A segunda abordagem resume a fronteira da farmacologia do século XXI: desenhar medicamentos que combatam as doenças pontualmente onde está o problema. Estudos em animais transgênicos haviam provado que o bloqueio farmacológico de determinadas proteínas de adesão celular protege contra a vaso-oclusão.

Isso possibilitou o desenvolvimento do Crizanlizumab, anticorpo monoclonal que impede a ação de uma proteína de adesão. Essa droga foi testada em quase 200 pacientes e se mostrou capaz de reduzir os episódios de crise de dor pela metade, além de reduzir sua frequência.

Interessante notar que seus efeitos benéficos se somaram aos benefícios da Hidroxiuréia.

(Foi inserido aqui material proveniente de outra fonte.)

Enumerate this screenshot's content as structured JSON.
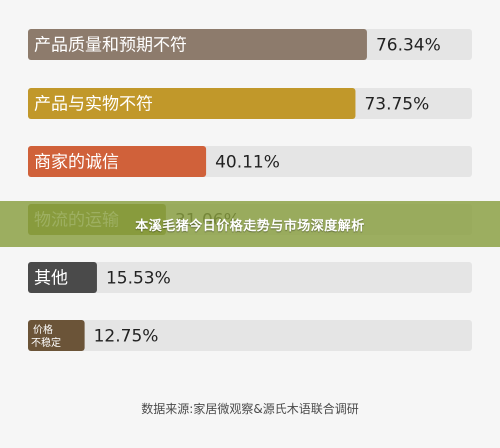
{
  "chart_data": {
    "type": "bar",
    "orientation": "horizontal",
    "categories": [
      "产品质量和预期不符",
      "产品与实物不符",
      "商家的诚信",
      "物流的运输",
      "其他",
      "价格不稳定"
    ],
    "values": [
      76.34,
      73.75,
      40.11,
      31.06,
      15.53,
      12.75
    ],
    "value_labels": [
      "76.34%",
      "73.75%",
      "40.11%",
      "31.06%",
      "15.53%",
      "12.75%"
    ],
    "xlim": [
      0,
      100
    ],
    "colors": [
      "#8d7b6c",
      "#c1982a",
      "#d0613a",
      "#8a8f38",
      "#4a4a4a",
      "#6b5438"
    ],
    "track_color": "#e5e5e5",
    "grid": false,
    "legend": false
  },
  "banner": {
    "text": "本溪毛猪今日价格走势与市场深度解析"
  },
  "source": {
    "text": "数据来源:家居微观察&源氏木语联合调研"
  }
}
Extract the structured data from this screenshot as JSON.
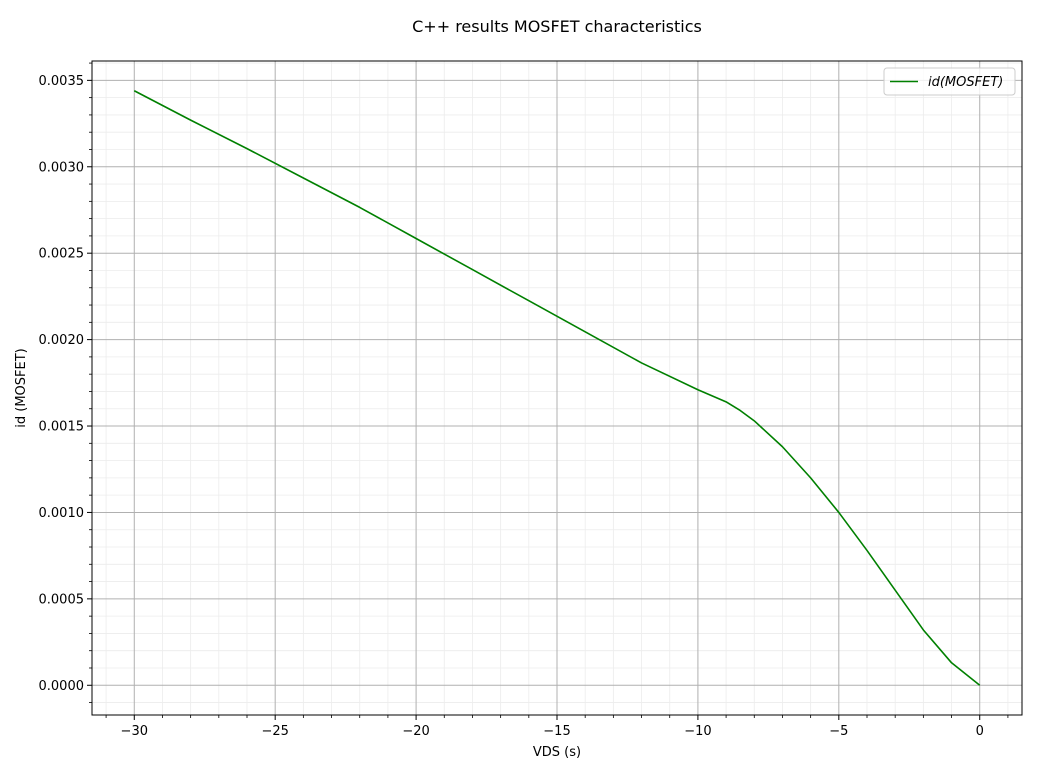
{
  "chart_data": {
    "type": "line",
    "title": "C++ results MOSFET characteristics",
    "xlabel": "VDS (s)",
    "ylabel": "id (MOSFET)",
    "xlim": [
      -31.5,
      1.5
    ],
    "ylim": [
      -0.000172,
      0.003612
    ],
    "xticks": [
      -30,
      -25,
      -20,
      -15,
      -10,
      -5,
      0
    ],
    "xtick_labels": [
      "−30",
      "−25",
      "−20",
      "−15",
      "−10",
      "−5",
      "0"
    ],
    "yticks": [
      0.0,
      0.0005,
      0.001,
      0.0015,
      0.002,
      0.0025,
      0.003,
      0.0035
    ],
    "ytick_labels": [
      "0.0000",
      "0.0005",
      "0.0010",
      "0.0015",
      "0.0020",
      "0.0025",
      "0.0030",
      "0.0035"
    ],
    "grid": true,
    "minor_grid": true,
    "legend_position": "top-right",
    "series": [
      {
        "name": "id(MOSFET)",
        "color": "#008000",
        "x": [
          -30,
          -28,
          -26,
          -24,
          -22,
          -20,
          -18,
          -16,
          -14,
          -12,
          -10,
          -9,
          -8.5,
          -8,
          -7,
          -6,
          -5,
          -4,
          -3,
          -2,
          -1,
          0
        ],
        "y": [
          0.00344,
          0.00327,
          0.003105,
          0.002935,
          0.002765,
          0.002585,
          0.002405,
          0.002225,
          0.002045,
          0.001865,
          0.00171,
          0.00164,
          0.00159,
          0.00153,
          0.00138,
          0.0012,
          0.001,
          0.00078,
          0.00055,
          0.00032,
          0.00013,
          0.0
        ]
      }
    ]
  }
}
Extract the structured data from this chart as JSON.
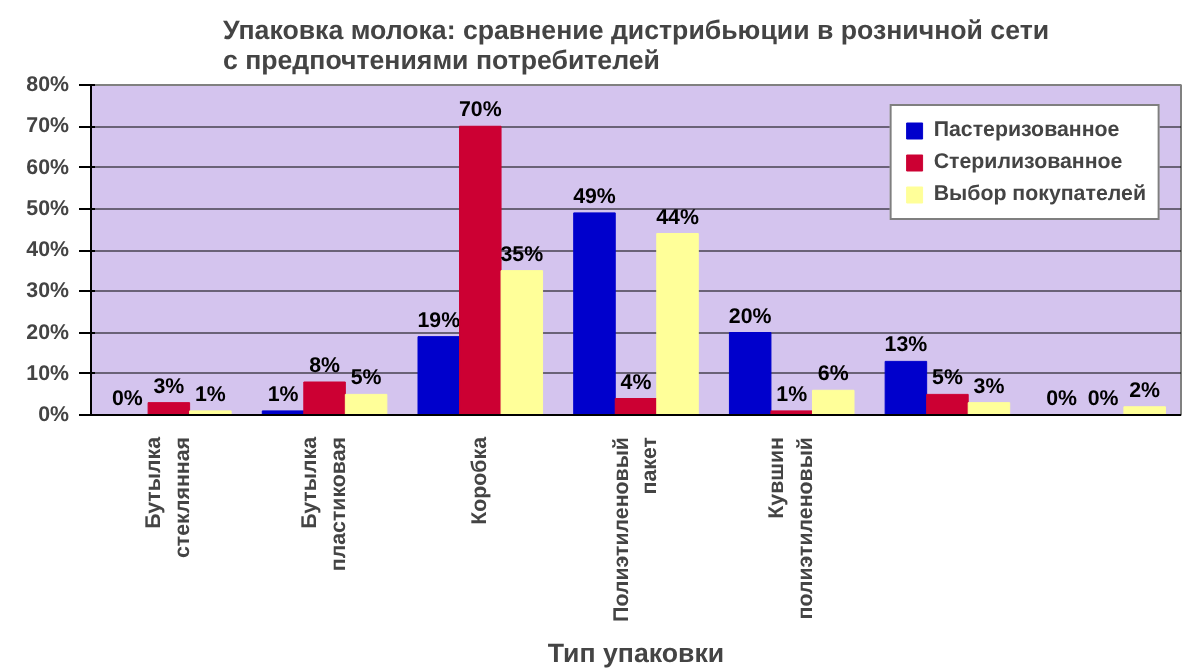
{
  "chart_data": {
    "type": "bar",
    "title": "Упаковка молока: сравнение дистрибьюции в розничной сети\nс предпочтениями потребителей",
    "xlabel": "Тип упаковки",
    "categories": [
      "Бутылка стеклянная",
      "Бутылка пластиковая",
      "Коробка",
      "Полиэтиленовый пакет",
      "Кувшин полиэтиленовый",
      null,
      null
    ],
    "series": [
      {
        "name": "Пастеризованное",
        "color": "#0000cc",
        "values": [
          0,
          1,
          19,
          49,
          20,
          13,
          0
        ],
        "value_labels": [
          "0%",
          "1%",
          "19%",
          "49%",
          "20%",
          "13%",
          "0%"
        ]
      },
      {
        "name": "Стерилизованное",
        "color": "#cc0033",
        "values": [
          3,
          8,
          70,
          4,
          1,
          5,
          0
        ],
        "value_labels": [
          "3%",
          "8%",
          "70%",
          "4%",
          "1%",
          "5%",
          "0%"
        ]
      },
      {
        "name": "Выбор покупателей",
        "color": "#ffff99",
        "values": [
          1,
          5,
          35,
          44,
          6,
          3,
          2
        ],
        "value_labels": [
          "1%",
          "5%",
          "35%",
          "44%",
          "6%",
          "3%",
          "2%"
        ]
      }
    ],
    "ylim": [
      0,
      80
    ],
    "yticks": [
      {
        "value": 0,
        "label": "0%"
      },
      {
        "value": 10,
        "label": "10%"
      },
      {
        "value": 20,
        "label": "20%"
      },
      {
        "value": 30,
        "label": "30%"
      },
      {
        "value": 40,
        "label": "40%"
      },
      {
        "value": 50,
        "label": "50%"
      },
      {
        "value": 60,
        "label": "60%"
      },
      {
        "value": 70,
        "label": "70%"
      },
      {
        "value": 80,
        "label": "80%"
      }
    ],
    "grid": "y",
    "legend": "top right"
  }
}
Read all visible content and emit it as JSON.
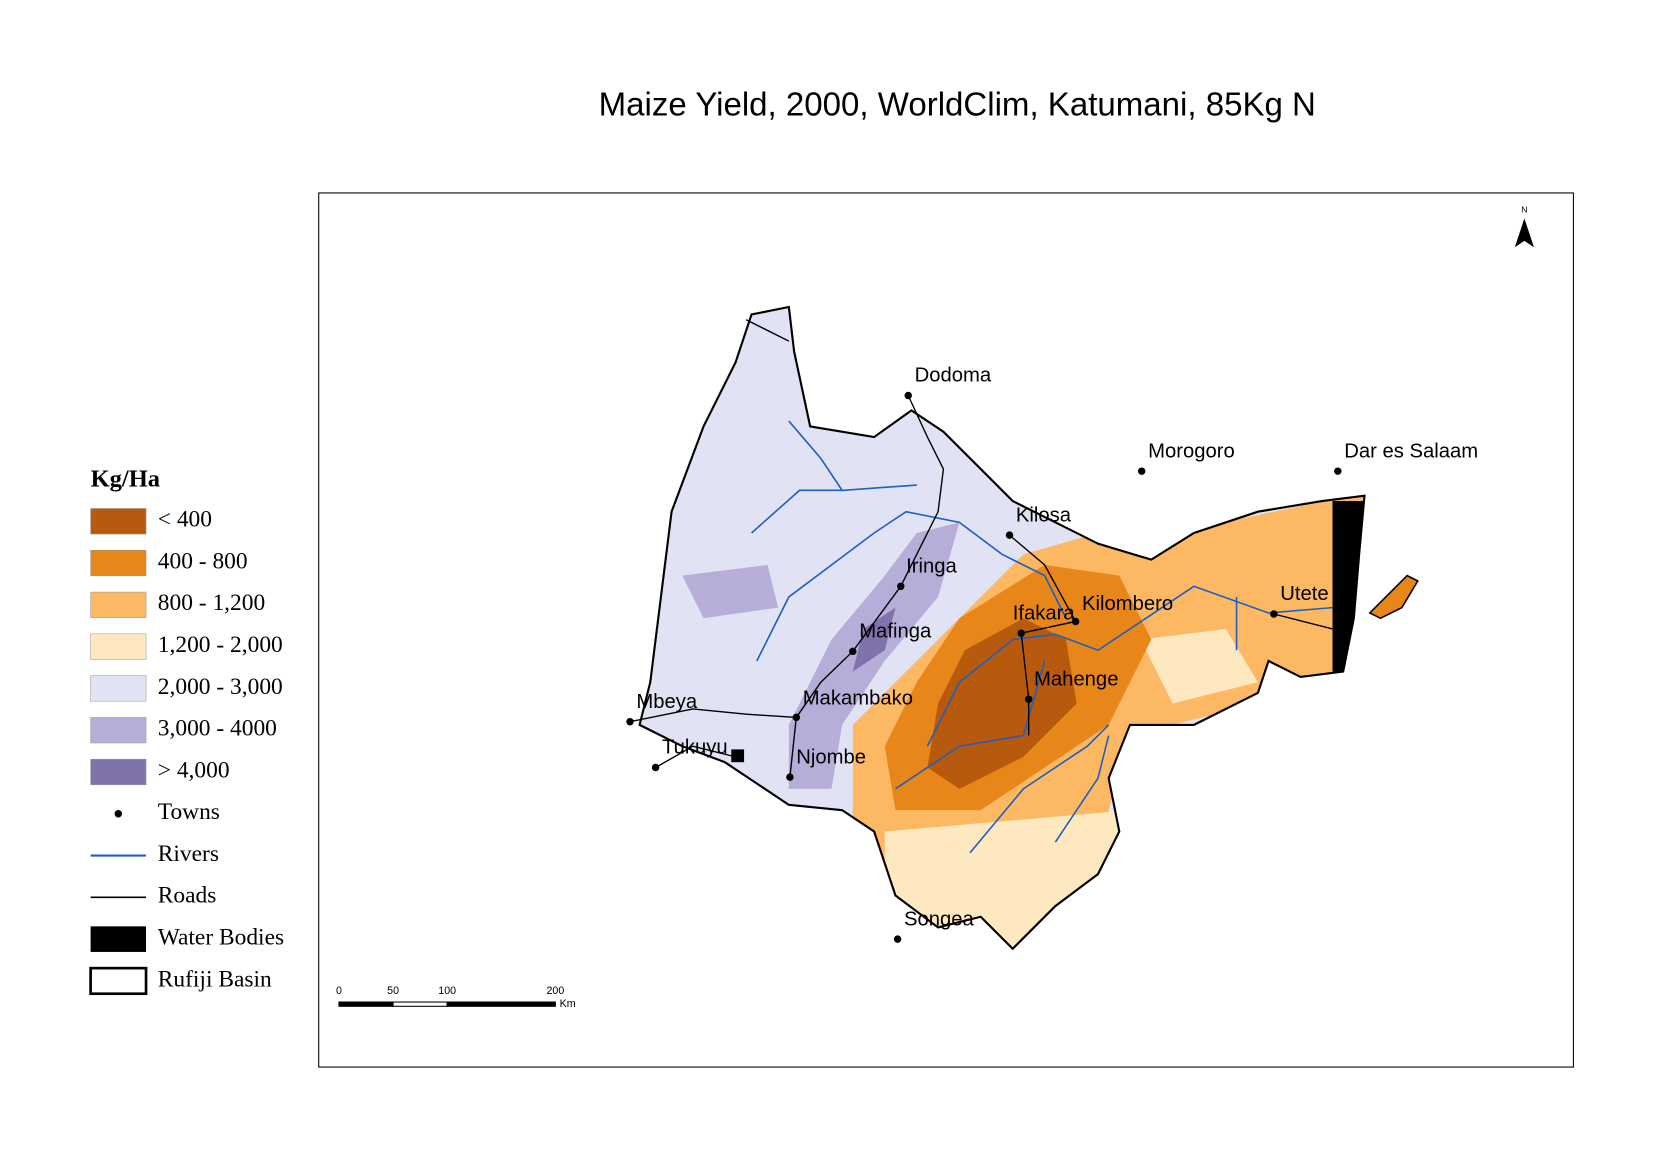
{
  "title": "Maize Yield, 2000, WorldClim, Katumani, 85Kg N",
  "legend": {
    "title": "Kg/Ha",
    "classes": [
      {
        "label": "< 400",
        "color": "#b85a0d"
      },
      {
        "label": "400 - 800",
        "color": "#e8861a"
      },
      {
        "label": "800 - 1,200",
        "color": "#fdb863"
      },
      {
        "label": "1,200 - 2,000",
        "color": "#fee8c0"
      },
      {
        "label": "2,000 - 3,000",
        "color": "#e2e2f5"
      },
      {
        "label": "3,000 - 4000",
        "color": "#b6aed9"
      },
      {
        "label": "> 4,000",
        "color": "#8073ac"
      }
    ],
    "features": [
      {
        "label": "Towns",
        "color": "#000000"
      },
      {
        "label": "Rivers",
        "color": "#1f5fbf"
      },
      {
        "label": "Roads",
        "color": "#000000"
      },
      {
        "label": "Water Bodies",
        "color": "#000000"
      },
      {
        "label": "Rufiji Basin",
        "color": "#000000"
      }
    ]
  },
  "towns": [
    "Dodoma",
    "Morogoro",
    "Dar es Salaam",
    "Kilosa",
    "Iringa",
    "Ifakara",
    "Kilombero",
    "Utete",
    "Mafinga",
    "Mahenge",
    "Mbeya",
    "Makambako",
    "Tukuyu",
    "Njombe",
    "Songea"
  ],
  "scale_bar": {
    "ticks": [
      0,
      50,
      100,
      200
    ],
    "unit": "Km"
  },
  "north": "N"
}
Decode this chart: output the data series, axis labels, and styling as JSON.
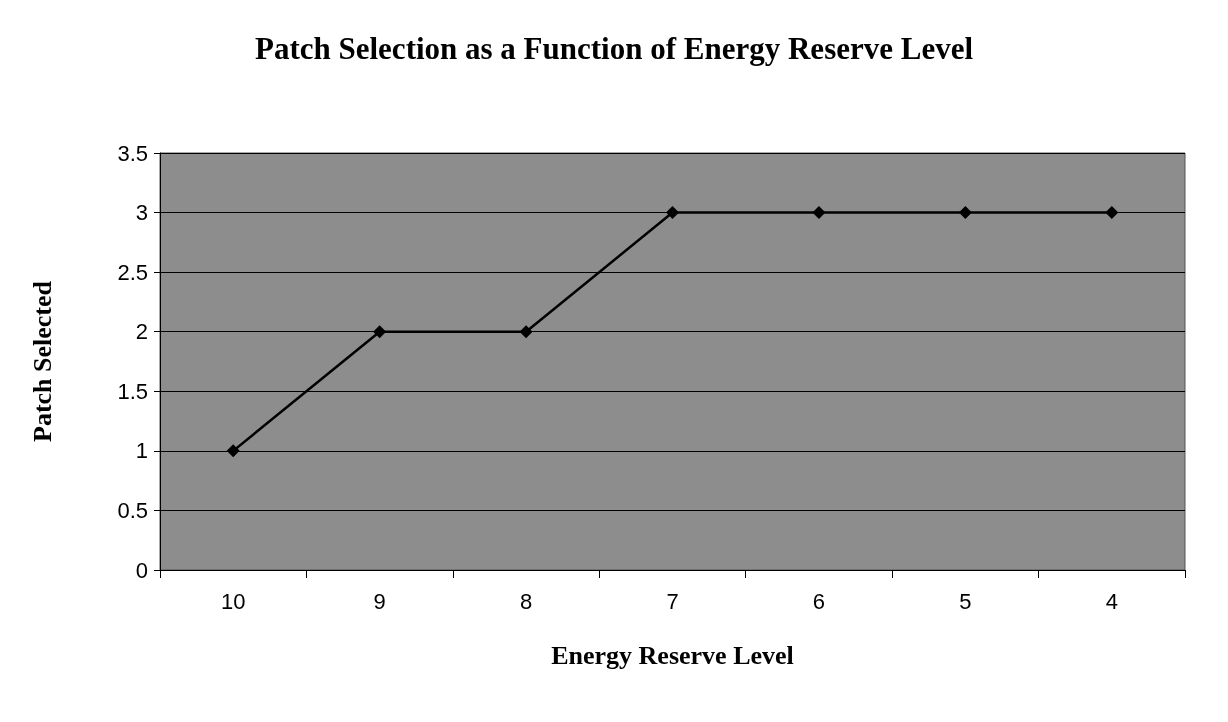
{
  "chart_data": {
    "type": "line",
    "title": "Patch Selection as a Function of Energy Reserve Level",
    "xlabel": "Energy Reserve Level",
    "ylabel": "Patch Selected",
    "categories": [
      "10",
      "9",
      "8",
      "7",
      "6",
      "5",
      "4"
    ],
    "series": [
      {
        "color": "#000000",
        "values": [
          1,
          2,
          2,
          3,
          3,
          3,
          3
        ]
      }
    ],
    "ylim": [
      0,
      3.5
    ],
    "yticks": [
      0,
      0.5,
      1,
      1.5,
      2,
      2.5,
      3,
      3.5
    ],
    "grid": "y",
    "marker": "diamond",
    "line_style": "solid"
  }
}
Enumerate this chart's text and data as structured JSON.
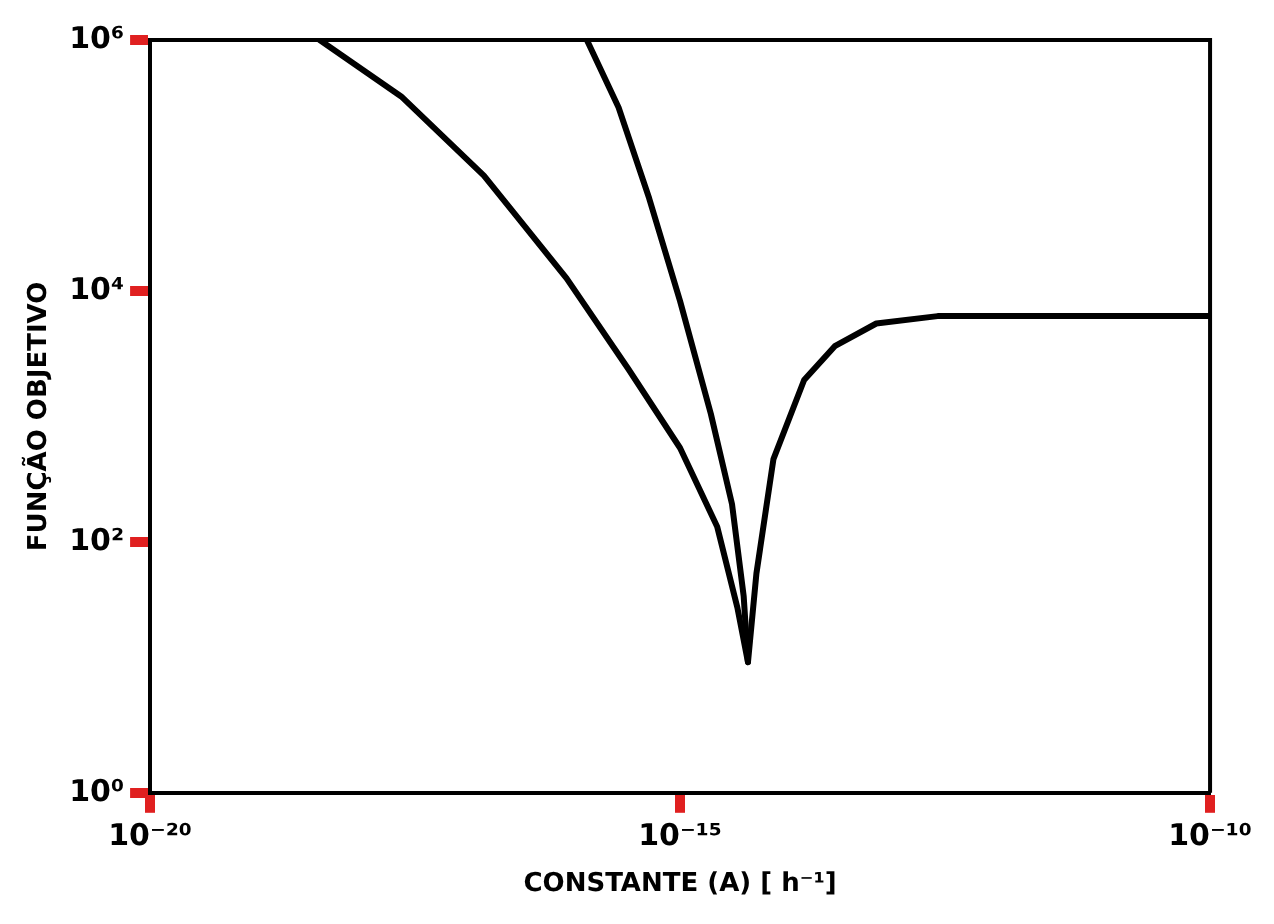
{
  "chart_data": {
    "type": "line",
    "xlabel": "CONSTANTE (A) [ h⁻¹]",
    "ylabel": "FUNÇÃO OBJETIVO",
    "log": "xy",
    "grid": false,
    "legend": false,
    "marker": "none",
    "line_style": "solid",
    "xlim": [
      1e-20,
      1e-10
    ],
    "ylim": [
      1,
      1000000
    ],
    "xticks": [
      {
        "value": 1e-20,
        "label": "10⁻²⁰"
      },
      {
        "value": 1e-15,
        "label": "10⁻¹⁵"
      },
      {
        "value": 1e-10,
        "label": "10⁻¹⁰"
      }
    ],
    "yticks": [
      {
        "value": 1,
        "label": "10⁰"
      },
      {
        "value": 100,
        "label": "10²"
      },
      {
        "value": 10000,
        "label": "10⁴"
      },
      {
        "value": 1000000,
        "label": "10⁶"
      }
    ],
    "series": [
      {
        "color": "#000000",
        "x": [
          3.98e-19,
          2.34e-18,
          1.41e-17,
          8.5e-17,
          3.24e-16,
          1e-15,
          2.24e-15,
          3.47e-15,
          4.37e-15,
          5.25e-15,
          7.6e-15,
          1.48e-14,
          2.88e-14,
          7.1e-14,
          2.69e-13,
          2.5e-12,
          1e-10
        ],
        "values": [
          1000000,
          355000,
          83000,
          12600,
          2400,
          560,
          132,
          30,
          11,
          56,
          457,
          1950,
          3630,
          5500,
          6300,
          6300,
          6300
        ]
      },
      {
        "color": "#000000",
        "x": [
          1.32e-16,
          2.63e-16,
          5.1e-16,
          1e-15,
          1.95e-15,
          3.09e-15,
          3.98e-15,
          4.37e-15
        ],
        "values": [
          1000000,
          290000,
          55000,
          8300,
          1050,
          200,
          37,
          11
        ]
      }
    ]
  }
}
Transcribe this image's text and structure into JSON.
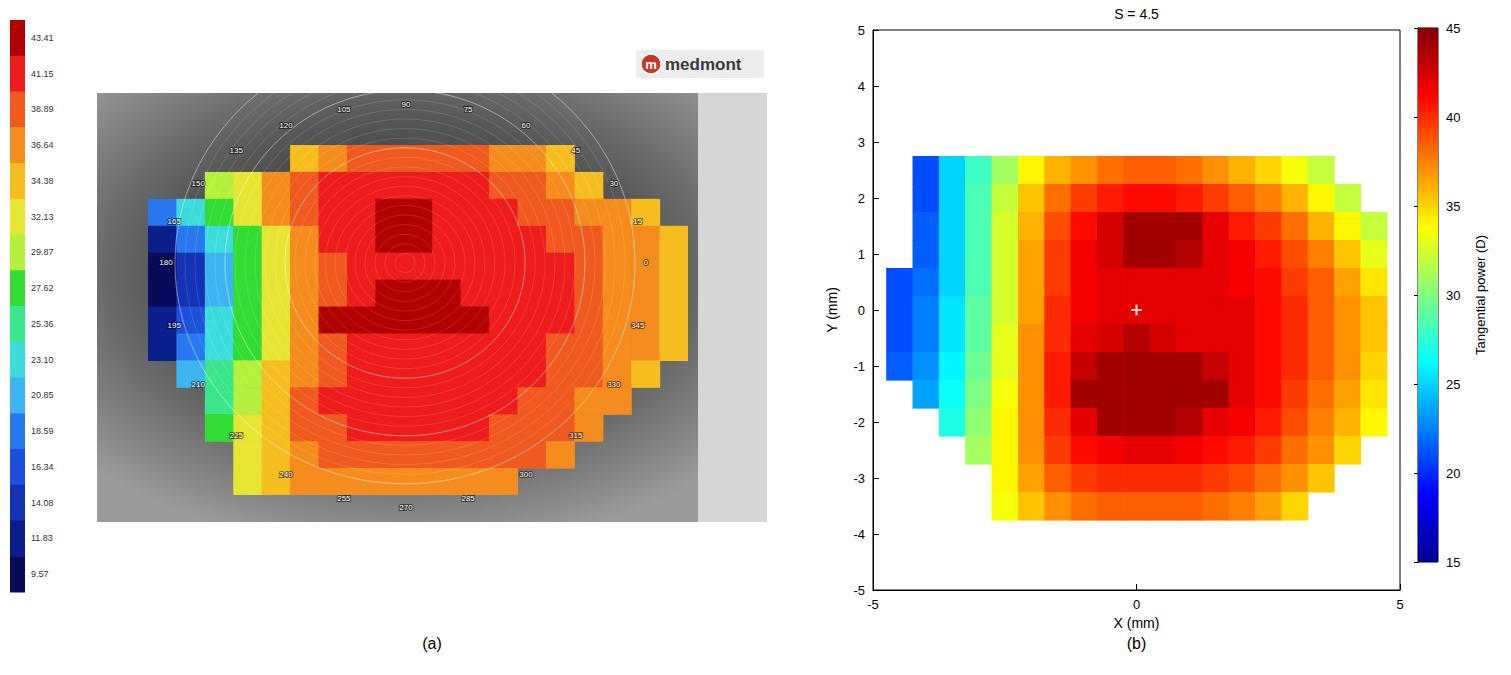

Porém, até 10% dos pacientes tratados apresentaram alguma complicação adversa relevante. A experiência atual mostra que medicações com essas características são muito caras, o que reduz enormemente o acesso, especialmente em países em desenvolvimento, como o Brasil.

Quem tem mais experiência sabe que a ciência médica não é capaz de gerar soluções. Ela se limita a permutar problemas mais difíceis por problemas menos difíceis

Todavia, no que tange às implicações e à gravidade da anemia falciforme, qualquer esforço capaz de mitigar as complicações, aumentar a sobrevida e, principalmente, melhorar a qualidade de vida dos seus portadores constitui esperança sem precedentes.

*Martha Mariana Arruda é médica hematologista do Hospital Sírio Libanês (Brasília) e do Hospital Regional do Gama, professora de Medicina da FACIPLAC, doutora em Medicina (Hematologia) pela Escola Paulista de Medicina.